American Psychiatric Press Globally Respected
Having APPI affords several benefits to the Association. Publishing (APPI and the APA journals) accounted for $25.8 million in revenue last year. Just as important as the dollars is the ownership and control of the intellectual property. The APA and APPI journals and books are peer reviewed and professionally edited. In addition, APPI also manages the price to keep the journals affordable to libraries and public institutions and provides reasonable prices and discounts to APA members. Of course, U.S. and Canadian members receive the American Journal of Psychiatry (AJP) and Psychiatric News as a member benefit and can also get a free subscription to Psychiatric Services by request.
In the past decade, many of the commercial publishers that were APPI’s competitors have disappeared as the publishing industry consolidated into a few large conglomerates. Almost all of the commercial publishing in medicine is controlled by Elsevier and Wolters Kluwer International. These companies have been concentrating primarily on journals and a handful of major textbooks. They have raised the subscription prices to the point that libraries have had to cut back on the number of titles to which they subscribe. By way of comparison, the library rate for AJP is $399 a year, while Biological Psychiatry, published by Elsevier, is $1,864.
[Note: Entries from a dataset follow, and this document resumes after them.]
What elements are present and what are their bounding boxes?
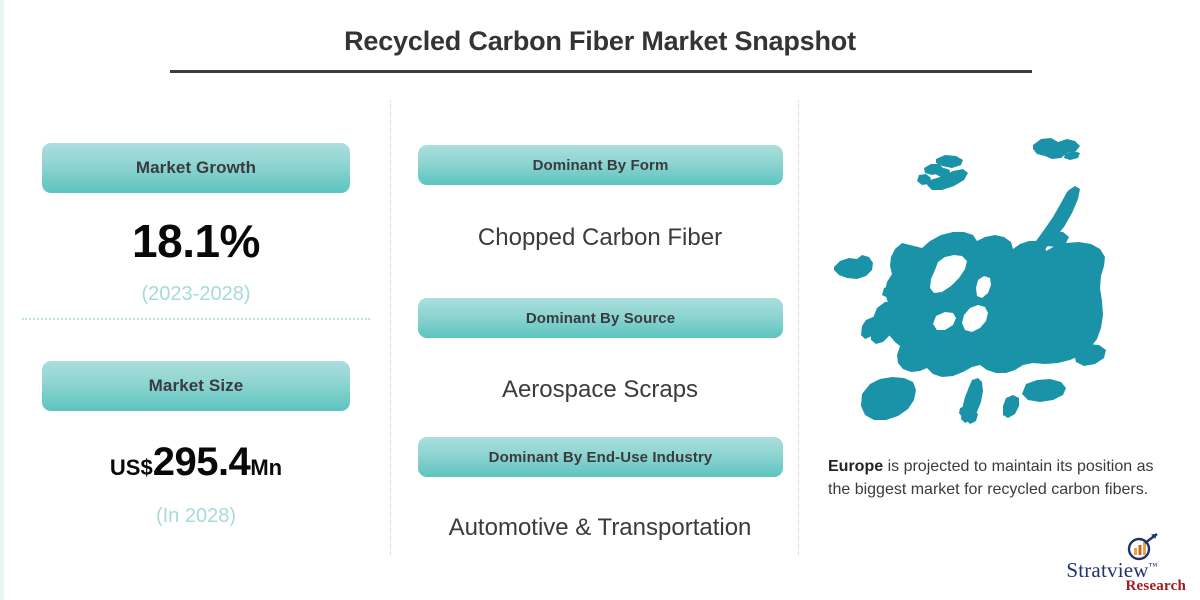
market-size-currency: US$ — [109, 455, 153, 480]
dominant-by-end-use-value: Automotive & Transportation — [448, 514, 752, 541]
divider-left-middle — [390, 100, 391, 555]
logo-name-text: Stratview — [1066, 558, 1149, 582]
title-underline-rule — [170, 70, 1032, 73]
market-size-value: US$295.4Mn — [42, 440, 350, 485]
market-size-label: Market Size — [148, 376, 244, 395]
market-size-unit: Mn — [250, 455, 283, 480]
europe-map-icon — [820, 112, 1165, 432]
dominant-by-end-use-label: Dominant By End-Use Industry — [488, 448, 713, 466]
region-note: Europe is projected to maintain its posi… — [828, 455, 1158, 501]
region-note-highlight: Europe — [828, 458, 884, 475]
dominant-by-form-label: Dominant By Form — [532, 156, 669, 174]
logo-trademark: ™ — [1148, 561, 1158, 571]
dominant-by-source-pill: Dominant By Source — [418, 298, 783, 338]
market-size-pill: Market Size — [42, 361, 350, 411]
market-size-number: 295.4 — [152, 440, 251, 484]
page-title: Recycled Carbon Fiber Market Snapshot — [344, 26, 856, 56]
logo-subtitle: Research — [1125, 578, 1186, 594]
divider-growth-size — [22, 318, 370, 320]
market-growth-period: (2023-2028) — [141, 283, 251, 305]
dominant-by-end-use-pill: Dominant By End-Use Industry — [418, 437, 783, 477]
magnifier-bar-chart-icon — [1124, 532, 1160, 562]
divider-middle-right — [798, 100, 799, 555]
market-growth-value: 18.1% — [132, 215, 260, 267]
logo-wordmark: Stratview™ — [1046, 558, 1178, 583]
dominant-by-source-value: Aerospace Scraps — [501, 376, 699, 403]
dominant-by-form-value: Chopped Carbon Fiber — [477, 224, 723, 251]
market-growth-pill: Market Growth — [42, 143, 350, 193]
dominant-by-source-label: Dominant By Source — [525, 309, 676, 327]
region-note-text: is projected to maintain its position as… — [828, 458, 1154, 499]
market-growth-label: Market Growth — [135, 158, 257, 177]
market-size-period: (In 2028) — [155, 505, 237, 527]
dominant-by-form-pill: Dominant By Form — [418, 145, 783, 185]
left-edge-tint — [0, 0, 4, 600]
stratview-research-logo: Stratview™ Research — [1046, 532, 1190, 594]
Still, publishing is highly competitive, and APPI must play within the larger publishing community. APPI pays competitive royalties to its authors and attends the major publishing conferences including the American Medical Publishers Association, American Association of University Presses, and others to keep abreast of the trends. It also attends the Frankfurt Book Fair each fall to sell translation rights to its titles. Translations now account for nearly $500,000 of revenue each year.
Publishing in the 21st century is changing dramatically with the growth of the Internet. The APA and APPI journals (the latter include Academic Psychiatry, American Journal of Geriatric Psychiatry, Journal of Neuropsychiatry, and Psychosomatics) are online at www.psychiatryonline.org. These sites are managed by Stanford University’s HighWire Press, which also manages more than 300 scholarly journals in medicine and the physical sciences. Electronic publishing poses a number of opportunities, but also has some risk. Managing subscription prices in a world where users increasingly rely on libraries rather than personal subscriptions and figuring out where the future of advertising lies are but two of the challenges.
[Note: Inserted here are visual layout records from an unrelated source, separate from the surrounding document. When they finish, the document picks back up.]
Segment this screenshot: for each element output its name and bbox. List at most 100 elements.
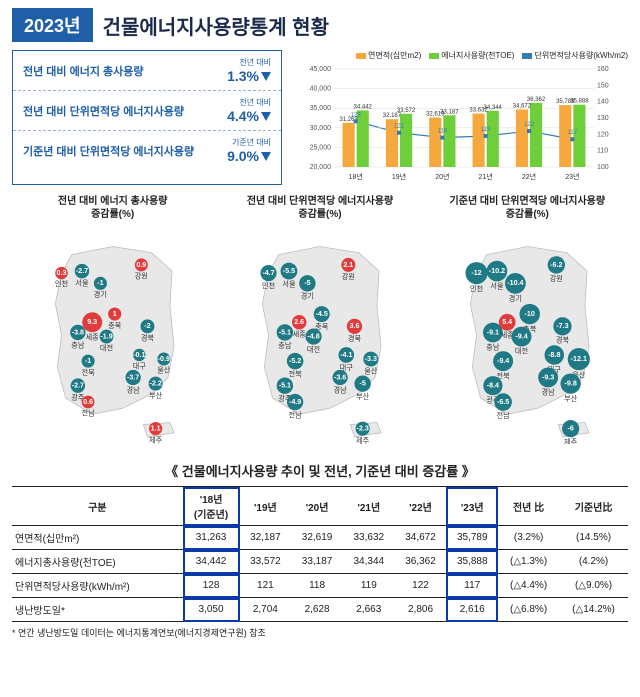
svg-text:33,187: 33,187	[440, 109, 459, 115]
table-cell: (△9.0%)	[559, 574, 628, 598]
svg-text:강원: 강원	[549, 274, 562, 283]
svg-text:-7.3: -7.3	[556, 322, 568, 330]
svg-text:-3.6: -3.6	[334, 373, 346, 381]
table-cell: 32,187	[240, 526, 292, 550]
svg-text:충남: 충남	[71, 340, 85, 349]
table-cell: 118	[291, 574, 343, 598]
svg-text:제주: 제주	[149, 436, 163, 444]
table-cell: 2,628	[291, 598, 343, 622]
table-cell: 36,362	[395, 550, 447, 574]
svg-text:150: 150	[597, 82, 609, 89]
svg-text:-10.4: -10.4	[507, 279, 523, 287]
svg-text:128: 128	[351, 112, 362, 118]
svg-text:경남: 경남	[334, 385, 348, 394]
svg-text:3.6: 3.6	[350, 322, 360, 330]
table-cell: 냉난방도일*	[12, 598, 183, 622]
table-header: '20년	[291, 487, 343, 526]
table-cell: 33,632	[343, 526, 395, 550]
svg-text:-5.1: -5.1	[279, 382, 291, 390]
svg-text:-2.7: -2.7	[76, 267, 88, 275]
table-cell: 34,344	[343, 550, 395, 574]
svg-text:경기: 경기	[94, 290, 107, 299]
svg-text:40,000: 40,000	[310, 86, 332, 93]
svg-text:-9.8: -9.8	[564, 380, 576, 388]
svg-text:부산: 부산	[149, 391, 163, 400]
data-table: 구분'18년(기준년)'19년'20년'21년'22년'23년전년 比기준년比 …	[12, 486, 628, 622]
table-header: 전년 比	[498, 487, 559, 526]
map-panel: 전년 대비 에너지 총사용량증감률(%)-2.7서울0.3인천-1경기0.9강원…	[12, 195, 213, 447]
svg-text:-5: -5	[305, 279, 311, 287]
table-cell: 32,619	[291, 526, 343, 550]
trend-chart: 연면적(십만m2)에너지사용량(천TOE)단위면적당사용량(kWh/m2) 20…	[292, 50, 628, 185]
svg-text:-1: -1	[97, 279, 103, 287]
svg-text:경기: 경기	[301, 292, 314, 301]
svg-text:-2.2: -2.2	[149, 380, 161, 388]
svg-text:-3.8: -3.8	[72, 328, 84, 336]
table-cell: 2,806	[395, 598, 447, 622]
table-cell: 에너지총사용량(천TOE)	[12, 550, 183, 574]
arrow-down-icon	[261, 152, 271, 161]
svg-text:-5: -5	[360, 380, 366, 388]
svg-text:5.4: 5.4	[502, 318, 512, 326]
svg-text:9.3: 9.3	[87, 318, 97, 326]
svg-text:36,362: 36,362	[527, 97, 546, 103]
svg-text:대구: 대구	[133, 362, 147, 370]
svg-text:-0.9: -0.9	[158, 355, 170, 363]
svg-text:전북: 전북	[289, 370, 303, 379]
svg-text:1.1: 1.1	[151, 425, 161, 433]
table-cell: 119	[343, 574, 395, 598]
svg-text:34,442: 34,442	[354, 104, 373, 110]
svg-text:제주: 제주	[564, 438, 578, 444]
svg-text:20년: 20년	[435, 172, 449, 181]
svg-text:-1: -1	[85, 357, 91, 365]
map-panel: 기준년 대비 단위면적당 에너지사용량증감률(%)-10.2서울-12인천-10…	[427, 195, 628, 447]
svg-text:세종: 세종	[86, 332, 100, 341]
kpi-value: 전년 대비 4.4%	[227, 97, 271, 124]
kpi-label: 기준년 대비 단위면적당 에너지사용량	[23, 143, 194, 159]
svg-text:인천: 인천	[55, 280, 68, 289]
kpi-value: 기준년 대비 9.0%	[227, 137, 271, 164]
arrow-down-icon	[261, 72, 271, 81]
table-footnote: * 연간 냉난방도일 데이터는 에너지통계연보(에너지경제연구원) 참조	[12, 626, 628, 639]
svg-text:2.6: 2.6	[295, 318, 305, 326]
table-cell: (△1.3%)	[498, 550, 559, 574]
table-header: '23년	[446, 487, 498, 526]
svg-text:23년: 23년	[565, 172, 579, 181]
table-cell: 128	[183, 574, 240, 598]
svg-text:-0.1: -0.1	[133, 351, 145, 359]
svg-text:경남: 경남	[127, 385, 141, 394]
year-badge: 2023년	[12, 8, 93, 42]
table-cell: 117	[446, 574, 498, 598]
table-cell: (△4.4%)	[498, 574, 559, 598]
legend-item: 단위면적당사용량(kWh/m2)	[522, 50, 628, 61]
svg-text:18년: 18년	[349, 172, 363, 181]
map-canvas: -2.7서울0.3인천-1경기0.9강원9.3세종1충북-3.8충남-1.9대전…	[12, 224, 213, 444]
svg-text:제주: 제주	[356, 437, 370, 444]
svg-text:서울: 서울	[75, 278, 89, 287]
svg-text:경기: 경기	[508, 294, 521, 303]
map-panel: 전년 대비 단위면적당 에너지사용량증감률(%)-5.5서울-4.7인천-5경기…	[219, 195, 420, 447]
table-cell: (3.2%)	[498, 526, 559, 550]
kpi-row: 전년 대비 에너지 총사용량 전년 대비 1.3%	[13, 51, 281, 91]
svg-text:-6.5: -6.5	[497, 398, 509, 406]
svg-text:34,672: 34,672	[513, 103, 532, 109]
map-canvas: -5.5서울-4.7인천-5경기2.1강원2.6세종-4.5충북-5.1충남-4…	[219, 224, 420, 444]
svg-text:-3.3: -3.3	[365, 355, 377, 363]
svg-text:33,572: 33,572	[397, 108, 416, 114]
svg-text:118: 118	[438, 129, 448, 135]
kpi-panel: 전년 대비 에너지 총사용량 전년 대비 1.3% 전년 대비 단위면적당 에너…	[12, 50, 282, 185]
table-cell: 35,888	[446, 550, 498, 574]
svg-text:-4.5: -4.5	[316, 310, 328, 318]
table-header: '21년	[343, 487, 395, 526]
svg-text:-10.2: -10.2	[488, 267, 504, 275]
svg-text:21년: 21년	[479, 172, 493, 181]
svg-text:20,000: 20,000	[310, 164, 332, 171]
table-header: '18년(기준년)	[183, 487, 240, 526]
svg-text:대전: 대전	[307, 345, 320, 354]
table-cell: 2,663	[343, 598, 395, 622]
svg-text:세종: 세종	[293, 330, 307, 339]
svg-text:160: 160	[597, 66, 609, 73]
svg-text:전북: 전북	[82, 368, 96, 377]
header: 2023년 건물에너지사용량통계 현황	[12, 8, 628, 42]
table-cell: 34,442	[183, 550, 240, 574]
APPI is a not-for-profit organization, much like a university press. It is wholly owned by APA and must, by its charter, contribute to the goals and mission of its parent organization. It has 79 staff—41 work on the editorial side, and 38 handle the business aspects, including marketing, advertising, and order fulfillment. Although most scholarly societies publish a journal or two, few have a separate company to publish books. APPI also publishes journals for three of the psychiatric subspecialties.
At APA’s 2002 annual meeting, APPI honored three members responsible for its growth and success: Melvin Sabshin, M.D., founding chair of the APPI Board; Shervert Frazier, M.D., founding editor in chief; and Carol Nadelson, M.D., APPI’s first chief executive officer. We owe them a debt of gratitude.
In future columns I will address some of the details of publishing, such as how books are priced and how APA members can be published by APPI.